4. The Act also grants the FBI broad access in “intelligence” investigations to records about a person maintained by a business. The FBI need only certify to a court that it is conducting an intelligence investigation and that the records it seeks may be relevant. With this new power, the FBI can force a business to turn over a person's educational, medical, financial, mental health, and travel records based on a very low standard of proof and without meaningful judicial oversight.
The ACLU noted that the FBI already had broad authority to monitor telephone and Internet communications. Most of the changes apply not just to surveillance of terrorists, but also to all surveillance in the United States. All surveillance.
Law enforcement authorities—even when they are required to obtain court orders - have great leeway under current law to investigate suspects in terrorist attacks. Current law already provided, for example, that wiretaps can be obtained for the crimes involved in terrorist attacks, including destruction of aircraft and aircraft piracy.
The FBI also already had authority to intercept these communications without showing probable cause of crime for “intelligence” purposes under the Foreign Intelligence Surveillance Act. In fact, FISA wiretaps now exceed wiretapping for all domestic criminal investigations. The standards for obtaining a FISA wiretap are lower than the standards for obtaining a criminal wiretap.
The law dramatically expands the use of secret searches. Normally, a person is notified when law enforcement conducts a search. In some cases regarding searches for electronic information, law enforcement authorities can get court permission to delay notification of a search. The USA Patriot Act extends the authority of the government to request “secret searches” to every criminal case. This vast expansion of power goes far beyond anything necessary to conduct terrorism investigations.
The Act also allows for the broad sharing of sensitive information in criminal cases with intelligence agencies, including the CIA, the NSA, the INS and the Secret Service.

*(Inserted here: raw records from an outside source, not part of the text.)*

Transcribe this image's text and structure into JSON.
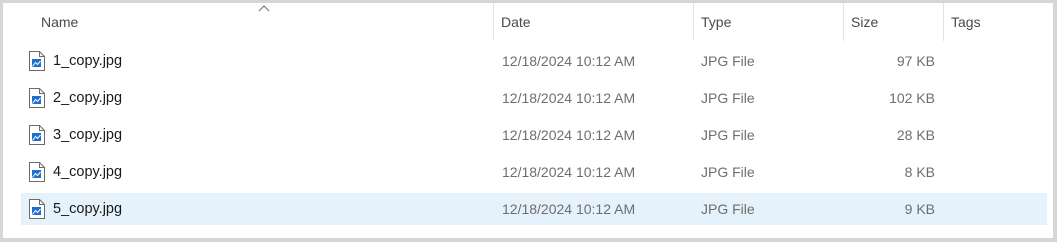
{
  "columns": {
    "name": "Name",
    "date": "Date",
    "type": "Type",
    "size": "Size",
    "tags": "Tags"
  },
  "sort": {
    "column": "name",
    "direction": "ascending",
    "icon": "chevron-up-icon"
  },
  "files": [
    {
      "name": "1_copy.jpg",
      "date": "12/18/2024 10:12 AM",
      "type": "JPG File",
      "size": "97 KB",
      "icon": "image-file-icon",
      "selected": false
    },
    {
      "name": "2_copy.jpg",
      "date": "12/18/2024 10:12 AM",
      "type": "JPG File",
      "size": "102 KB",
      "icon": "image-file-icon",
      "selected": false
    },
    {
      "name": "3_copy.jpg",
      "date": "12/18/2024 10:12 AM",
      "type": "JPG File",
      "size": "28 KB",
      "icon": "image-file-icon",
      "selected": false
    },
    {
      "name": "4_copy.jpg",
      "date": "12/18/2024 10:12 AM",
      "type": "JPG File",
      "size": "8 KB",
      "icon": "image-file-icon",
      "selected": false
    },
    {
      "name": "5_copy.jpg",
      "date": "12/18/2024 10:12 AM",
      "type": "JPG File",
      "size": "9 KB",
      "icon": "image-file-icon",
      "selected": true
    }
  ],
  "colors": {
    "selection": "#e5f1fb",
    "header_text": "#4a4a4a",
    "detail_text": "#6e6e6e",
    "icon_accent": "#1e6fd0"
  }
}
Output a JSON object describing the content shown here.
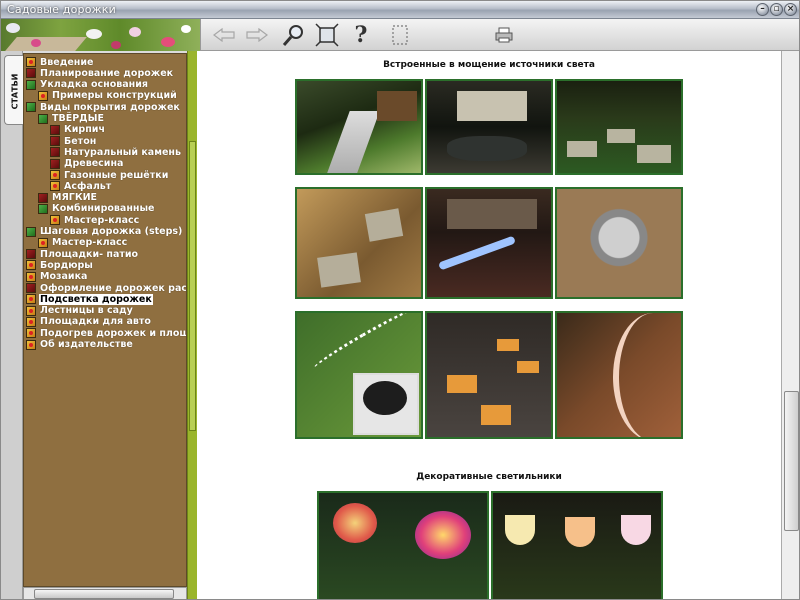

It permits sharing of sensitive grand jury and wiretap information without judicial review or any safeguards regarding the future use or dissemination of such information.
These information sharing authorizations and mandates effectively put the CIA back in the business of spying on Americans: Once the CIA makes clear the kind of information it seeks, law enforcement agencies can use tools like wiretaps and intelligence searches to provide data to the CIA. In fact, the law specifically gives the Director of Central Intelligence - who heads the CIA—the power to identify domestic intelligence requirements.
The law also creates a new crime of “domestic terrorism.” The new offense threatens to transform protestors into terrorists if they engage in conduct that “involves acts dangerous to human life.” Members of Operation Rescue, the Environmental Liberation Front, and Greenpeace, for example, have all engaged in activities that could subject them to prosecution as terrorists. Then, under this law, those who provide lodging or other assistance to these “domestic terrorists” could have their homes wiretapped and could be prosecuted.